Yes, you may have a friend or friends that are in this specific position. And I agree that is awful. However I think that most human relationships are bloody complex things and it is dangerous to decide that something such as not choosing to get married means a lack of commitment.

My partner is very anti-marriage. I would marry him if he wanted to marry, but it is soooo far from a deal breaker, as he has illustrated his commitment in legal, financial, and emotional ways. Oh and because I love him. So it is not always the case that one person being more anti-marriage than the other means they are going to fuck their partner over.

KeeptheRedFennelFlying · 05/05/2010 17:53

I don't think Kristina is saying that, she's saying that all to often that's what happens, not that it's the case in every couple.

It's a feminist dilemma whether to protect the vulnerable (often women) or to encourage freedom even if it might backfire disproportionately on women. Some women are in a position to make choices about cohabiting and won't be financially worse off if the couple splits or the man dies (say with separate pensions, joint names on the mortgage), but many women haven't really thought about it, which is quite a different position.

(actually I just popped in to try out my new election name )

marantha · 05/05/2010 18:42

KeeptheRedFennelFlying . I don't see any dilemma I'm afraid- it's simple: marry/make provisions in spite of not being wed OR maintain single status and take your chance in the event of a break-up.

There are advantages and disadvantages to being married and there are advantages and disadvantages to being UNmarried.
That's not a dilemma; that's life.

I do think it should be made clear to cohabitees though that unless they make their own financial arrangements amongst themselves they're on their own in the event of relationship breakdown.
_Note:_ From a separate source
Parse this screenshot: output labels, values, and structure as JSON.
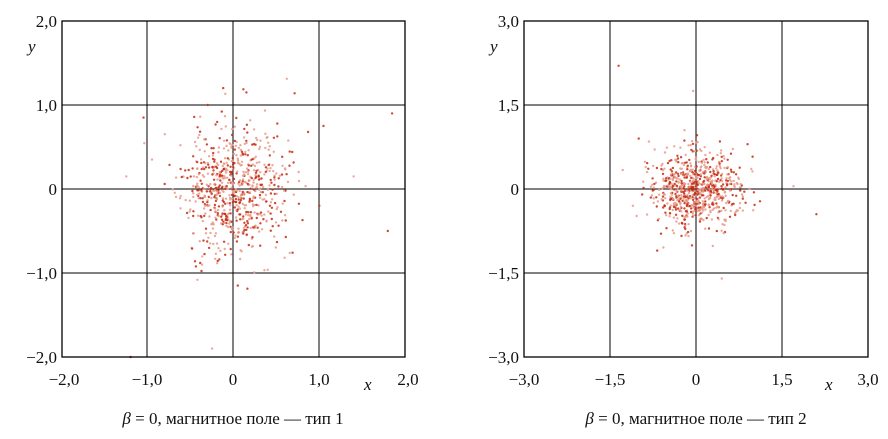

And the way society perpetuates the myth via the social security system and the media that two people can be "as married" without actually being married does not help at all.

I feel sympathy for those women who didn't think about these issues, yes I do. But I don't want to be legally tied to anyone without my express consent.

marantha · 05/05/2010 18:49

When a friend of mine left her abusive partner the one consolation she had was that she didn't have to go through the rigamorale of formally separating - I wouldn't want to take that consolation away from people.